Beethoven: l’alfa e l’omega del trio

Prima tappa dell’integrale di Beethoven per violino, violoncello e pianoforte per il Trio Metamorphosi

Trio Metamorphosi - Beethoven
Disco
classica
Trio Metamorphosi
Beethoven Trio op. 1 n. 1, Trio Arciduca op. 97
Decca
2019

Se il catalogo beethoveniano si avvia con un trittico di composizioni per trio – nella fattispecie i Trii op. 1 per violino, violoncello e pianoforte, n. 1, 2 e 3 – non è detto che ciò rappresenti necessariamente un segno del destino o che racchiuda in sé un significato ancestrale o esoterico di qualche illuminata e illuminante significazione.

Mi si perdoni la prosaica premessa, ma mi sembrava doverosa al fine di dissipare qualsiasi interpretazione, anche ipotetica, che rinvenisse una qualche simbologia in un fatto dovuto più alla contingenza che non a qualche attuata divinazione del fato.

Resta il fatto che queste composizioni – pubblicate da Artaria nel 1795 – rivestono un’importanza rilevante in quanto Beethoven, allora venticinquenne, per usare le parole di Giovanni Carli Ballola, «si affermò clamorosamente come compositore, diremmo noi, d’avanguardia, attirando su di sé l’attenzione di tutto il mondo musicale viennese».

Un segno, quello rappresentato dal fresco dinamismo creativo espresso da un Beethoven “ufficialmente” esordiente, che emerge con vivace espressività dall’interpretazione offerta dal Trio Metamorphosi del primo Trio op.1, tappa iniziale di un’incisione discografica che racchiude, assieme a questa prima pagina, anche l’ultimo lavoro per questa formazione strumentale composta dal maestro di Bonn – il Trio Archduke op. 97 – in una sorta di ideale salto stilistico-interpretativo che disegna una linea che unisce, appunto, l’alfa e l’omega del repertorio beethoveniano per trio.
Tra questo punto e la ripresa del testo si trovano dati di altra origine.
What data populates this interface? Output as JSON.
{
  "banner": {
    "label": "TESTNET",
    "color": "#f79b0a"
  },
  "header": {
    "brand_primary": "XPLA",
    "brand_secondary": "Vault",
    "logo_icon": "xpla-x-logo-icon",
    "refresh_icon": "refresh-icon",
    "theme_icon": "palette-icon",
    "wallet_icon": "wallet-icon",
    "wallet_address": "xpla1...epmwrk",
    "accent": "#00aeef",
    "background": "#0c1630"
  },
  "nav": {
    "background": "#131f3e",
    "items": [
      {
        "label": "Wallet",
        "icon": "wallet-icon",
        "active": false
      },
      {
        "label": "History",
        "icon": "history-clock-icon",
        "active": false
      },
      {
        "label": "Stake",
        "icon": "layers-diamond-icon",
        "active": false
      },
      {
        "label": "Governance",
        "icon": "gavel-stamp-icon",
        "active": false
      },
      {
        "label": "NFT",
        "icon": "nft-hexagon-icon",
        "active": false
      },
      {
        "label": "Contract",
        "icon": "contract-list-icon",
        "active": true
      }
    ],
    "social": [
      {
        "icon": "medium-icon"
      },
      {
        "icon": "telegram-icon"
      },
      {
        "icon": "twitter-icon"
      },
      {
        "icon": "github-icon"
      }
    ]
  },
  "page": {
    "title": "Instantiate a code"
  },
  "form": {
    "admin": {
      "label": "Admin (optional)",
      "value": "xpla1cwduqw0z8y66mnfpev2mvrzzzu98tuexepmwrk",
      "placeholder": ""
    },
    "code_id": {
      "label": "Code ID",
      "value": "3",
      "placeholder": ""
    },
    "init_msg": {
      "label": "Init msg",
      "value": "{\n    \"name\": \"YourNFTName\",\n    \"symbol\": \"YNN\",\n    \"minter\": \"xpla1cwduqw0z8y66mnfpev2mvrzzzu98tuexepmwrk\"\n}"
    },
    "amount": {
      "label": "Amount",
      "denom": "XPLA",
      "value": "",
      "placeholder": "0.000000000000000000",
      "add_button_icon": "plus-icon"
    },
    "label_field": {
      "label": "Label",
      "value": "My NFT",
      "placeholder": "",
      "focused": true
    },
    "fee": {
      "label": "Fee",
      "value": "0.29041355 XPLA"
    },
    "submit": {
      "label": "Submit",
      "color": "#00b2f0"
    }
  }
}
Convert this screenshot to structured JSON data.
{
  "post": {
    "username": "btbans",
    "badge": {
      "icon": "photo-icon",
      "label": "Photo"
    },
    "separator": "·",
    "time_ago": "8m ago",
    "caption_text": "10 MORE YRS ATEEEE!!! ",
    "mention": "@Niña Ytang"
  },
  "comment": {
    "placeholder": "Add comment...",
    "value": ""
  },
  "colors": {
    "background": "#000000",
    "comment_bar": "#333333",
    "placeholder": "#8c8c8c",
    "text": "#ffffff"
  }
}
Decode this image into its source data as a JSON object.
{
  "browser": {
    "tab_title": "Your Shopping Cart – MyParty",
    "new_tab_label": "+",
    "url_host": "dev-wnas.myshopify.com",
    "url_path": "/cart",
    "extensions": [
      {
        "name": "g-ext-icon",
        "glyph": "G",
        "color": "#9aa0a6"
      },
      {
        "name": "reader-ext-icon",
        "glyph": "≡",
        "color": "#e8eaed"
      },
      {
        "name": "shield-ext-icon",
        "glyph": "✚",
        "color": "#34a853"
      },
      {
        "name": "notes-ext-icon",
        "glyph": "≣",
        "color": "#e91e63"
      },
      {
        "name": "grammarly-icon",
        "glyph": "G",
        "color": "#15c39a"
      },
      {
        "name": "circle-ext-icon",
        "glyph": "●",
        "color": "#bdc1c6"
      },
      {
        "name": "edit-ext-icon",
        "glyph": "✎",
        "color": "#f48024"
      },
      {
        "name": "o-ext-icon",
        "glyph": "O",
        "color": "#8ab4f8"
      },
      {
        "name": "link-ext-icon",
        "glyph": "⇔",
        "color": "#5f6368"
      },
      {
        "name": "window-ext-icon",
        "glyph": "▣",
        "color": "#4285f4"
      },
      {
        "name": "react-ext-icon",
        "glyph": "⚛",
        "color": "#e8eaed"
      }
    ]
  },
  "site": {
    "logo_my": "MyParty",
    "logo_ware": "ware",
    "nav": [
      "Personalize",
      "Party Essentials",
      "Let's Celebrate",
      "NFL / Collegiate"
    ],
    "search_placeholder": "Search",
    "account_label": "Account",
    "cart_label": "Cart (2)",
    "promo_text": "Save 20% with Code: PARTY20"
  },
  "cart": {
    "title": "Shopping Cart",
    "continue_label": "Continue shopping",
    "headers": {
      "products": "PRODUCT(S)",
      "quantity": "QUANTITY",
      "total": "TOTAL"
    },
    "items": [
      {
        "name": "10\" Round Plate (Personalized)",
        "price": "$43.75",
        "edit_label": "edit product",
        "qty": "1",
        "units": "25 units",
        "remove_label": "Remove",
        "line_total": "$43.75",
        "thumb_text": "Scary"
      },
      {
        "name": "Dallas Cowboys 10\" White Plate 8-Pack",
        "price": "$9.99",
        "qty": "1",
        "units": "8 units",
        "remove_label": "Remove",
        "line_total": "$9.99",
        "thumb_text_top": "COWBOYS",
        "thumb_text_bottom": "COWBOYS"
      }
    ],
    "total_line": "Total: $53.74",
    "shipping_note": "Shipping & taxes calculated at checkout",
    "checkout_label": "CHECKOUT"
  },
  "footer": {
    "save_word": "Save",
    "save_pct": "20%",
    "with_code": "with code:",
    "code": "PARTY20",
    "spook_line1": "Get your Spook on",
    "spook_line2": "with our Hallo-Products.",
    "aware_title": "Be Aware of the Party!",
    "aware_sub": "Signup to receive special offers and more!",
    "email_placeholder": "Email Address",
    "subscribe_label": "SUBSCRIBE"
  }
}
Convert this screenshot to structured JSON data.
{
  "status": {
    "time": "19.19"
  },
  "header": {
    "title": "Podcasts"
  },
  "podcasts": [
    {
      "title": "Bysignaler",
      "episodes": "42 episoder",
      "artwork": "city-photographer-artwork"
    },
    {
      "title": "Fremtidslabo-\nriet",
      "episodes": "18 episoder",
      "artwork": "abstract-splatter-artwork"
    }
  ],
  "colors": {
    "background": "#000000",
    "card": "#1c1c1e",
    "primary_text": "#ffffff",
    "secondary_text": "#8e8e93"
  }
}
Prima tappa di un percorso che prevede l’incisione dell’integrale dei trii di Beethoven, questo disco evidenzia innanzitutto una vivacità espressiva che questa formazione – composta da Mauro Loguercio al violino, Francesco Pepicelli al violoncello e da Angelo Pepicelli al pianoforte – rilascia con solida leggerezza fin dall’Allegro che apre l’op. 1, animato da una vitalità che diviene subito contagiosa, e capace di condurre il percorso di ascolto dalle oasi più riflessive dell’Adagio cantabile alle sinuose dinamiche dello Scherzo, per finire nel trascinante Finale.

Un’affinità strumentale e dialettica che si fa timbricamente più compatta alle prese con l’op. 97, dove la scrittura diviene più serrata e complessa e dove l’afflato compositivo richiede una tensione espressiva più articolata. Assodata la rilevanza dell’intera composizione, punto di riferimento del trio “Arciduca” rimane quell’Andante cantabile il cui tratteggio melodico – unito alla fantasia espressa nelle variazioni – appare sommamente ispirato, e che il Trio Metamorphosi è riuscito a restituire con fragrante personalità.

Una lettura che rivela assieme una piacevole compattezza strumentale e una vivace identità interpretativa, una miscela che ci spinge ad attendere con curiosa aspettativa le successive tappe discografiche dedicate ai trii beethoveniani annunciate da questa formazione.